Nolley committed nine turnovers, including six in the second half, compared to just seven total for the Blue Devils. The redshirt freshman finished with seven points, all in the first half, for his lowest output of the season and the first time he has failed to reach double figures.
Nolley, a two-time ACC freshman of the week who entertained thoughts of transferring after former coach Buzz Williams departed for Texas A&M but elected to stay following conversations with Young, looked out of sorts after such a promising start to his Hokies career.
“I let the coaches down. I let my team down, and that’s the reason we lost,” he said.
There were plenty of other culprits as well, including uncommonly poor three-point shooting. The Hokies made just 5 of 20 from beyond the arc, with P.J. Horne (team-high 15 points) the only player with more than one three-pointer.
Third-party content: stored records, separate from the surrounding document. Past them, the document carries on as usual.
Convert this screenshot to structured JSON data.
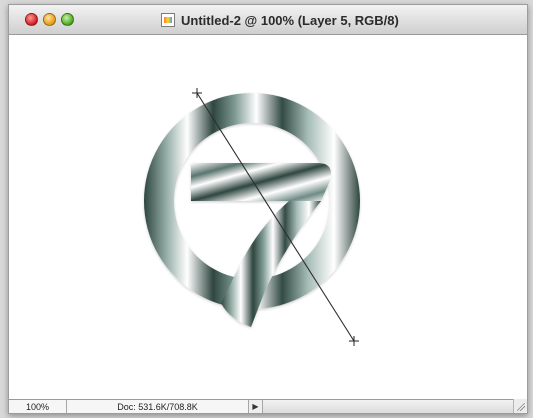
{
  "window": {
    "title": "Untitled-2 @ 100% (Layer 5, RGB/8)",
    "controls": {
      "close_icon": "close-icon",
      "minimize_icon": "minimize-icon",
      "zoom_icon": "zoom-icon"
    },
    "document_icon": "document-icon"
  },
  "canvas": {
    "artwork_icon": "gradient-circle-seven-artwork",
    "gradient_handles": [
      "start-handle-icon",
      "end-handle-icon"
    ]
  },
  "status": {
    "zoom_level": "100%",
    "doc_size": "Doc: 531.6K/708.8K",
    "menu_arrow": "▶"
  },
  "colors": {
    "metal_dark": "#2f4640",
    "metal_mid": "#6f8b85",
    "metal_light": "#ffffff",
    "titlebar": "#d7d7d7",
    "statusbar": "#e7e7e7"
  }
}
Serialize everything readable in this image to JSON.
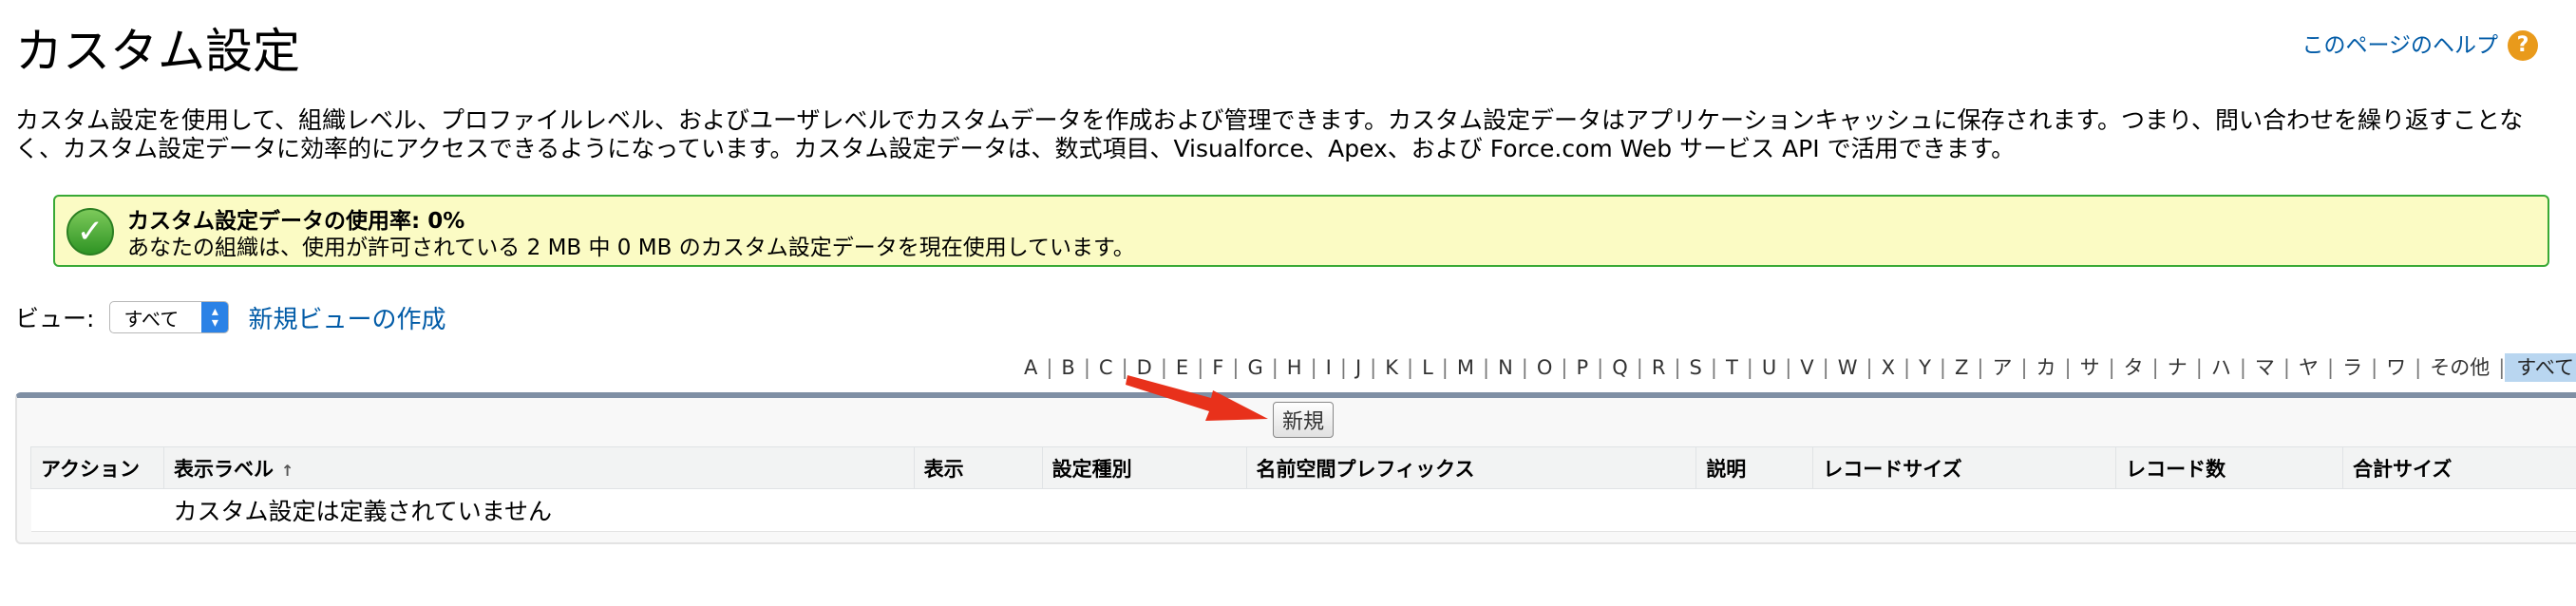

Virginia Tech had entered the game shooting 43 percent from three-point range and amassing roughly 47 percent of its points from beyond the arc, prompting Krzyzewski to craft a game plan in which his entire lineup on the floor was able to switch defensively.
The tactic worked particularly well in the second half, when Virginia Tech missed 6 of 7 three-pointers. The Hokies also committed 10 turnovers in the second half and scored just 22 points, appearing almost helpless as Duke, which has won three in a row, began asserting itself after trailing 52-50 with 11:11 to go.
“We played great, great defense,” Krzyzewski said. “Tre [Jones] led us, but two kids who had been playing well, Wendell and Alex, came [up big]. . . . Wendell was a plus-24 in the game, and Alex had a couple that just missed and then he hit two big ones.”
The comeback for the Blue Devils began in earnest with a 12-3 spurt that included a floater and a layup from Moore and Jones’s reverse layup that provided a 62-57 lead, compelling Young to call a timeout with 7:10 remaining in the second half.
But Duke soon after reeled off 11 in a row, during which time Nolley committed the flagrant foul.
Jones led the Blue Devils with 15 points, and Moore and center Vernon Carey Jr. each added 12 for Duke’s first win in Blacksburg since Feb. 25, 2015. And even then Duke had to go to overtime, with the Hokies winning at Cassell in 2016, 2018 and last season.
“We beat a really good team tonight,” Krzyzewski said. “Since the Michigan State game [a 71-66 Hokies win Nov. 25], I’ve watched all their games, and for Mike to put in this system, this quickly, and play this well, it’s a heck of thing. They’re going to be a tough out; they have been. They’re going to be a tough out the whole season.”